Private symbols as WeakMap sugar

Claude Pache claude.pache at gmail.com
Mon Jan 21 06:29:31 PST 2013


Le 21 janv. 2013 à 11:58, David Bruant <bruant.d at gmail.com> a écrit :

> Le 21/01/2013 10:05, Claude Pache a écrit :
>> Le 16 janv. 2013 à 09:11, David Bruant <bruant.d at gmail.com> a écrit :
>> 
>>> Hi,
>>> 
>>> This is an idea naturally derived of all the current discussions about WeakMaps and Private symbols. The proposal is easily summarized by these lines of code:
>>> 
>>>    var wm = new WeakMap();
>>>    var o = {};
>>>    o[wm] = 12 // desugars to wm.set(o, 12)
>>>    var a = o[wm]; // desugars to wm.get(o);
>>>    wm in o // desugars to wm.has(o);
>>>    delete o[wm] // desugars to wm.delete(o);
>>> 
>>> <snip>
>> Hello,
>> 
>> I've just thought of a fundamental flow in the idea of using of weak maps instead of  private symbols, which I believe is enough for forcing to forget that idea, at least on a language design level.
>> 
>> (Note: I have not reread all what have been posted on this list on the subject since then, so I am not sure that someone has not already raised that objection.)
>> 
>> Weak maps and private symbols have completely different goals, and conflating the two features into one can (and, as I'll show,  will) lead to conflict of interest in designing the API. Weak maps are designed for better memory management, while private symbols are designed for better encapsulation.
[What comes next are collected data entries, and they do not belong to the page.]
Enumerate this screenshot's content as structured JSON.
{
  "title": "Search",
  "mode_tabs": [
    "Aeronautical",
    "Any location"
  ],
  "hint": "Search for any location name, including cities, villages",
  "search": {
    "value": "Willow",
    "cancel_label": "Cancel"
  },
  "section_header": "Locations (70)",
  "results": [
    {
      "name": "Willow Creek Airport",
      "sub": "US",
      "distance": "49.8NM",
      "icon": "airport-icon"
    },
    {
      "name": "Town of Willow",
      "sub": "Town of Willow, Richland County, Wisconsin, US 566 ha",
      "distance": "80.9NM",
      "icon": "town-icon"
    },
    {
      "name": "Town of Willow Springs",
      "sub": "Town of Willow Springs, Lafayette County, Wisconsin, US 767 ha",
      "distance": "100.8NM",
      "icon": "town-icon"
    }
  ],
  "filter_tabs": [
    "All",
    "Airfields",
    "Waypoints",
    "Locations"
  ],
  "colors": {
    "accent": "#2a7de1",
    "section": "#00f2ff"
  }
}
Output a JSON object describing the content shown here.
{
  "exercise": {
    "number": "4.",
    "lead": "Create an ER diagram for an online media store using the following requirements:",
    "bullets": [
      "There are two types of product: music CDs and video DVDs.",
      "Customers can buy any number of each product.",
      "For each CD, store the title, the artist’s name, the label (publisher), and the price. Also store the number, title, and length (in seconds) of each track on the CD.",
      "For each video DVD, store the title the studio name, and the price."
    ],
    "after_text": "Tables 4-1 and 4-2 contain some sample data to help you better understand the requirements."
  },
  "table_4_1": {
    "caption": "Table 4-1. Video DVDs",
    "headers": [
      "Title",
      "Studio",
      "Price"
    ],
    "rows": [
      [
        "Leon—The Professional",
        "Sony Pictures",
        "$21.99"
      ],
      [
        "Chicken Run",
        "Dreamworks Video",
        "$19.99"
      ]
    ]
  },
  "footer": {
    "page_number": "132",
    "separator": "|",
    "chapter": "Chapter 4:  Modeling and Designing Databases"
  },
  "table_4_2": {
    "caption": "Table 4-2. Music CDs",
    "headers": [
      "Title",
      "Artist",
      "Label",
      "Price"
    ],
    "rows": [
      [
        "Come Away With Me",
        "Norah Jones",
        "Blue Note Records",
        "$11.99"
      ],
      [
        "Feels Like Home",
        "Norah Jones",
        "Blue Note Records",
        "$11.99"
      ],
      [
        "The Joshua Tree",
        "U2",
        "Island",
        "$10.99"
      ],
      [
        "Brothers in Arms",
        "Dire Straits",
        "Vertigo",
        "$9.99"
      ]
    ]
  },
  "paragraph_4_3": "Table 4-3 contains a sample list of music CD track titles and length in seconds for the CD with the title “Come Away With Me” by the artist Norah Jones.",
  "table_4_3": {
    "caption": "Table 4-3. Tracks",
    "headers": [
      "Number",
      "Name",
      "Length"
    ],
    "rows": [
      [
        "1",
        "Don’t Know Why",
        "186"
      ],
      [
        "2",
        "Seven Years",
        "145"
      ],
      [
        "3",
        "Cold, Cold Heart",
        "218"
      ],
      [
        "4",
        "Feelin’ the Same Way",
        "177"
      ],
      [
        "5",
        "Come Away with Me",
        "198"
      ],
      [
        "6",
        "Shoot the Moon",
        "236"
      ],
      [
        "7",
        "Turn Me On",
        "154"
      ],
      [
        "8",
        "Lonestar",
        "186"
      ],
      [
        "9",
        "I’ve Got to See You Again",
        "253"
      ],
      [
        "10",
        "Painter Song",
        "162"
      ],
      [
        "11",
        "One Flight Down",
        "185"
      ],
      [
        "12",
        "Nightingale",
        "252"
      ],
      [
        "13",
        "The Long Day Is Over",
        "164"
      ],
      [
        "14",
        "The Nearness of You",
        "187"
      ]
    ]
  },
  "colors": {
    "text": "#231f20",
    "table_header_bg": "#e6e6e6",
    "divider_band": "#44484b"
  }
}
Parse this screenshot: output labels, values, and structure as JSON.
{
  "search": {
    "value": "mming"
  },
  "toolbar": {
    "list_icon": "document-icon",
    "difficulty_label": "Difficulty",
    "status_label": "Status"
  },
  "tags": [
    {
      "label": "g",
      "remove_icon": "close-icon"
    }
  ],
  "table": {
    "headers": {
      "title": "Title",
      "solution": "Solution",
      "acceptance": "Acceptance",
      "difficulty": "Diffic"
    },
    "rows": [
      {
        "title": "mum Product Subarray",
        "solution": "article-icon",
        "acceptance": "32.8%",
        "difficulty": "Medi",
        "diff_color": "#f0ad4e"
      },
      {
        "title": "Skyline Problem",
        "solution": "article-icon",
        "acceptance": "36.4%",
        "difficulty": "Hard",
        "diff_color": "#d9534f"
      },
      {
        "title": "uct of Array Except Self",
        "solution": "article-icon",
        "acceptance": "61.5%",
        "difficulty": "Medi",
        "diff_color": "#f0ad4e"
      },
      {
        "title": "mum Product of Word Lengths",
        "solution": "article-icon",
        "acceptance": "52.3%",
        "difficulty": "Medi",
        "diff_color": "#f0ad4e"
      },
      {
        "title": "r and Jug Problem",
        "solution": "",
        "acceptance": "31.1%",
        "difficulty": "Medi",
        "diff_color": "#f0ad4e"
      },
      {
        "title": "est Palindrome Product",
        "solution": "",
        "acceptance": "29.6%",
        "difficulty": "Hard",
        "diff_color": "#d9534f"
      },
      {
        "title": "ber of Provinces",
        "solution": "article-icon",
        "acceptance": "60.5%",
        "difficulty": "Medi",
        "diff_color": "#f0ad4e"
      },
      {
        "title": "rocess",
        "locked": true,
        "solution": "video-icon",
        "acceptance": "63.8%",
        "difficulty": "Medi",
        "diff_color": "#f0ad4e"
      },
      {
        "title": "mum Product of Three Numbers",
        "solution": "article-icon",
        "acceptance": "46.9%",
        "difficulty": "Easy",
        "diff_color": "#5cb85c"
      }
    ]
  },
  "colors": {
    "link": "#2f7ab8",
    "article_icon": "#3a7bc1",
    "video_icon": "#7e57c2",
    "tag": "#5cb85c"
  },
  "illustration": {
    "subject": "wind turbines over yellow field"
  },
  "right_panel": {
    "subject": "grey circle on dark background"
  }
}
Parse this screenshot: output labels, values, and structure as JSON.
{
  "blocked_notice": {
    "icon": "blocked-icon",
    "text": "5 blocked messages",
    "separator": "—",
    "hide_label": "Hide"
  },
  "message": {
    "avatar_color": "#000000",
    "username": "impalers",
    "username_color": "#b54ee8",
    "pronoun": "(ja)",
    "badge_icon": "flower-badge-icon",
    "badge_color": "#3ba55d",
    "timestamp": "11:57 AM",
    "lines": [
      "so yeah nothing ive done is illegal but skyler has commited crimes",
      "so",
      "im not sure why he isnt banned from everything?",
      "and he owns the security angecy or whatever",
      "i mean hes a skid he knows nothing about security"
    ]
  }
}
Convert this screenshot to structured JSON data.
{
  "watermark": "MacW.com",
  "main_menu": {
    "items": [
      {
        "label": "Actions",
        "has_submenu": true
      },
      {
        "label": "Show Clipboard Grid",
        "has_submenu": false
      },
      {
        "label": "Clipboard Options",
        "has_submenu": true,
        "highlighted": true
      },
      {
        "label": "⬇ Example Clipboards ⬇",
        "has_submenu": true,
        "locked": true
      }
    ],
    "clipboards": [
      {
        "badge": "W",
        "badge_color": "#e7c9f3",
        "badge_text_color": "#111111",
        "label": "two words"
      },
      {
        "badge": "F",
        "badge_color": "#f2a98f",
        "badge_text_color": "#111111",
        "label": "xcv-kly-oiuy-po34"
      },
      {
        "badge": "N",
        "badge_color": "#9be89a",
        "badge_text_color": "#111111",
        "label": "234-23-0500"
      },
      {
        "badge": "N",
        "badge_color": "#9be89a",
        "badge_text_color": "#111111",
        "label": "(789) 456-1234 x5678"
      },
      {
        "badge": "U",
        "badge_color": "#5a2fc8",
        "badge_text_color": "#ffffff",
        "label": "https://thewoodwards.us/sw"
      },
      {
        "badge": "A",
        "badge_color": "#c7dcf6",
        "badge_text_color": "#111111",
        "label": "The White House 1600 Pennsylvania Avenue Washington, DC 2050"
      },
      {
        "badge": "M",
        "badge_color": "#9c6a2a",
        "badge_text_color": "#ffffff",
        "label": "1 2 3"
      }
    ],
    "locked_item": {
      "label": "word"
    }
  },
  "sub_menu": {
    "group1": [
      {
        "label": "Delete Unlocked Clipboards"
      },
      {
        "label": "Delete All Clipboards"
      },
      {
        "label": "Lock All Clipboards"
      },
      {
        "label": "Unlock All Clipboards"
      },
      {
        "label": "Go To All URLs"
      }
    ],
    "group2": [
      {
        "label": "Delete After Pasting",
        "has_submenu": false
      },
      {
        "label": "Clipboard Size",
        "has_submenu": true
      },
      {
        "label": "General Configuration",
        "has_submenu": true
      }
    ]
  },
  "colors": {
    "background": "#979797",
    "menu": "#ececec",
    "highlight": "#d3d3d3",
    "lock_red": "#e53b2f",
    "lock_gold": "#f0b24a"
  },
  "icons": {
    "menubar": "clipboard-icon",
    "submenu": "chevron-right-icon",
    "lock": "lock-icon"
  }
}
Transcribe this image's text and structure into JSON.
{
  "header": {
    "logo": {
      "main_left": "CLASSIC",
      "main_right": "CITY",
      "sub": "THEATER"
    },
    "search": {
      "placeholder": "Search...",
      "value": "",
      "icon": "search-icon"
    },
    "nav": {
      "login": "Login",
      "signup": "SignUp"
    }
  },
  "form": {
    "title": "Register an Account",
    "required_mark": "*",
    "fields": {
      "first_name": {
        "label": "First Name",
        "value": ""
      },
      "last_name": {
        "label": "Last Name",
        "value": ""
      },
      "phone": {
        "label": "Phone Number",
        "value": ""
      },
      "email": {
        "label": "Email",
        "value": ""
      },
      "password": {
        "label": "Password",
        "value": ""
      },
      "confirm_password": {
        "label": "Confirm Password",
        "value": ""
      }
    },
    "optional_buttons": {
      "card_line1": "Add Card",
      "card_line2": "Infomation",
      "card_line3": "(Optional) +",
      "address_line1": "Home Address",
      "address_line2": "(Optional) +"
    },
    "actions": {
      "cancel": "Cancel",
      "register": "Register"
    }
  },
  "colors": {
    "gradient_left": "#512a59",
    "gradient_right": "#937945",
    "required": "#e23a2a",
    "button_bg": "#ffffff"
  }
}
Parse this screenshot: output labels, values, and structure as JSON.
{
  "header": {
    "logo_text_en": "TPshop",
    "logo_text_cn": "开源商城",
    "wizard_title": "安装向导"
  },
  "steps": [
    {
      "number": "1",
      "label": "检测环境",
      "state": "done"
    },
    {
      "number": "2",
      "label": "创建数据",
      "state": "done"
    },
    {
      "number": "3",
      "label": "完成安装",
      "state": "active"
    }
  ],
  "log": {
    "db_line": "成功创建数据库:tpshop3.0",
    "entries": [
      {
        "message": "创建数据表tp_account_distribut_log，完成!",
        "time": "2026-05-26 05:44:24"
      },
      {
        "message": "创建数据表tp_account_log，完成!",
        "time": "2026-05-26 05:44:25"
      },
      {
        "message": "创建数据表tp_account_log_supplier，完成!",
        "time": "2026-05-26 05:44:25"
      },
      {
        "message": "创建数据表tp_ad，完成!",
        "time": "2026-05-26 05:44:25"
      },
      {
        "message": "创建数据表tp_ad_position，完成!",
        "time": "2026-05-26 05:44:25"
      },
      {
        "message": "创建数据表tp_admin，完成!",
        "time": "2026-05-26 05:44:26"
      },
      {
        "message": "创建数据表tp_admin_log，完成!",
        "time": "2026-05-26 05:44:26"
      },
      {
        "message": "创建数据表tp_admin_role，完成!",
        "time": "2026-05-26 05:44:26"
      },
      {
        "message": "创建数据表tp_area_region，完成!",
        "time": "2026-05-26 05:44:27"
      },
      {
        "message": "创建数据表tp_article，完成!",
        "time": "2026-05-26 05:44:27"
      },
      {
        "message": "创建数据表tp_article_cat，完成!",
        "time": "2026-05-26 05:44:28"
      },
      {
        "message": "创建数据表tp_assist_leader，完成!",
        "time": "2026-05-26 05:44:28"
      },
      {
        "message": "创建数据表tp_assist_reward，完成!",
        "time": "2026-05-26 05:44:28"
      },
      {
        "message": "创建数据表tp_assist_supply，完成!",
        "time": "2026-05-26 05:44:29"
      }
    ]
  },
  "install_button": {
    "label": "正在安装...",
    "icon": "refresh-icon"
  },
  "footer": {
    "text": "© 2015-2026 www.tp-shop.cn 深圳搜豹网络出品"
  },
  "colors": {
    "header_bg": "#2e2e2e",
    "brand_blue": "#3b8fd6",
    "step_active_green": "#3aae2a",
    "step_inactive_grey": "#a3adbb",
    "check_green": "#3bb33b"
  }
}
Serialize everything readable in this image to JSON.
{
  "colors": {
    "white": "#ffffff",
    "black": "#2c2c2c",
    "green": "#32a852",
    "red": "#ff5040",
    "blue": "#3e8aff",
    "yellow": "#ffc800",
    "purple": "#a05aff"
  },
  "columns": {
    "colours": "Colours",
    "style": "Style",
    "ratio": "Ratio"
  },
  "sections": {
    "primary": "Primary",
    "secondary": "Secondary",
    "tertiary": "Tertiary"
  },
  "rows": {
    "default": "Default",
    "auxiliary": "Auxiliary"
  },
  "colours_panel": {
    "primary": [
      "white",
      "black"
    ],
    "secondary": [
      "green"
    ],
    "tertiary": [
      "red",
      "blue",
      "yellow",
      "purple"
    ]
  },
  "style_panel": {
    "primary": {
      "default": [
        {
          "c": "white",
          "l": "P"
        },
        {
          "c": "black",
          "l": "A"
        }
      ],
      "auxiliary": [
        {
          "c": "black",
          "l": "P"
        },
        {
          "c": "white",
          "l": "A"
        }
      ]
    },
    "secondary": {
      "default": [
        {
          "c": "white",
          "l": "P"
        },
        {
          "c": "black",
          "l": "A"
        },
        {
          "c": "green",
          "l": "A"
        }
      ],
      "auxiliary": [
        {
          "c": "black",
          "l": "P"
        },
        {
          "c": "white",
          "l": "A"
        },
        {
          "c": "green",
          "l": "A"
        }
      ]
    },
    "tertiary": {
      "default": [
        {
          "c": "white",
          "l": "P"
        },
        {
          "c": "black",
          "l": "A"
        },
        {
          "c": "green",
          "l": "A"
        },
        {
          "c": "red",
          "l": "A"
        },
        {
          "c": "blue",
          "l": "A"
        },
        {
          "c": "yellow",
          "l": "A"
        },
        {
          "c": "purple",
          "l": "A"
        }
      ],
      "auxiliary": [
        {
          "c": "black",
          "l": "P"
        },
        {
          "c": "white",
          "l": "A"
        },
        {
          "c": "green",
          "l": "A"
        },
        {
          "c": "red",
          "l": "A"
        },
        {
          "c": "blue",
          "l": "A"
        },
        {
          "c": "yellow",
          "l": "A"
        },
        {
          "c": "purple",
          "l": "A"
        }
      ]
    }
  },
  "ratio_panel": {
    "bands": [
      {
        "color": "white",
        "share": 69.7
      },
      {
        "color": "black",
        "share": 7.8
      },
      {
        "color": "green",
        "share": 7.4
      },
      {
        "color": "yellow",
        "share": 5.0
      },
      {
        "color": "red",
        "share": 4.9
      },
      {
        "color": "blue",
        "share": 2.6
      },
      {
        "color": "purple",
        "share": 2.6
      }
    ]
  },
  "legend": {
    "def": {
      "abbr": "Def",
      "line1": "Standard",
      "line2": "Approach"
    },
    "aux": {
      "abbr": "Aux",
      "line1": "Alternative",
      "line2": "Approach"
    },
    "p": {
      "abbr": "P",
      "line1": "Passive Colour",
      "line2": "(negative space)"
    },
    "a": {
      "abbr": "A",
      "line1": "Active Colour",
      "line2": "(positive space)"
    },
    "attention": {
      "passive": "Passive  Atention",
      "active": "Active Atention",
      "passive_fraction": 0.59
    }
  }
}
The key difference of philosophy between the two features is:
>> 
>> * In weak maps, you ***need not*** have access to the value if you don't have access to the key.
> Although I see it's crucial to understanding your point, I don't understand this sentence.

The basic idea of weak maps is that, as soon as you have lost explicit reference to some key, it can be garbage-collected. In order to achieve that without exposing GC mechanism, you typically avoid to give access to a key or its corresponding value if you are not able to provide explicitly that key. What I want to say, is that this is a mean, not a requirement (but apparently we disagree on that point, see below).

> 
>> * With private symbols used as property keys,  you ***must not*** have access to the property value if you don't have access to the symbol.
>> 
>> It is just a happenstance that, in our case "need not" mostly implies "do not". The problem is that it is only "mostly". Indeed:
>> 
>> It is very reasonable to have a -clear() method on WeakMaps, which delete all relations defined by the weak map, in situation where you know that you won't need these mappings any more, but it would be impractical to either enumerate all the keys
> It's not possible at all to enumerate weak map keys. The good reason for that is that the set of keys depends on GC which is not deterministic (2 successive enumeration may randomly result in different enumerations).

Instead of "enumerate all the keys", I should have said "explicitly provide all the keys" (without the aid of some inexistent built-in enumeration mechanism).

>> or to wipe all references to the weak map. Good for memory management.
> Before the clear method, weakmaps had the following property: "you can only modify a weakmap entry if you have the key". This property isn't true anymore with .clear. This may be considered as abusive ambient authority.

If indeed this property ("you can only modify a weakmap entry if you have the key") is a goal of WeakMaps, my objection is void. Personally, I consider that property as a mean to achieve another goal, namely garbage collection of keys or values without the need of explicit revocation of the association key/value. But this issue is the subject of your next message ("Questioning WeakMap.prototype.clear"), where it will be more properly discussed.

—Claude

> 
>> On the other hand, you certainly do not want a ".revoke()" method available on every private symbols, which wipe all properties which use that key as private symbol, even on objects to which you are not allowed to have access. Bad for encapsulation.
> I agree for private symbols and I think it equally applies to weak maps.
> 
>> There is no fundamental problem to use a feature for something very different that it was not designed for. But before sanctioning such a use in a language design, conflict of interest between the two intended use must be carefully considered.
> I agree with you. I starting exploring the idea with the expectation to get this kind of feedback. I still thinking of weakmaps with the get/set/has/delete interface and the property I mentioned above.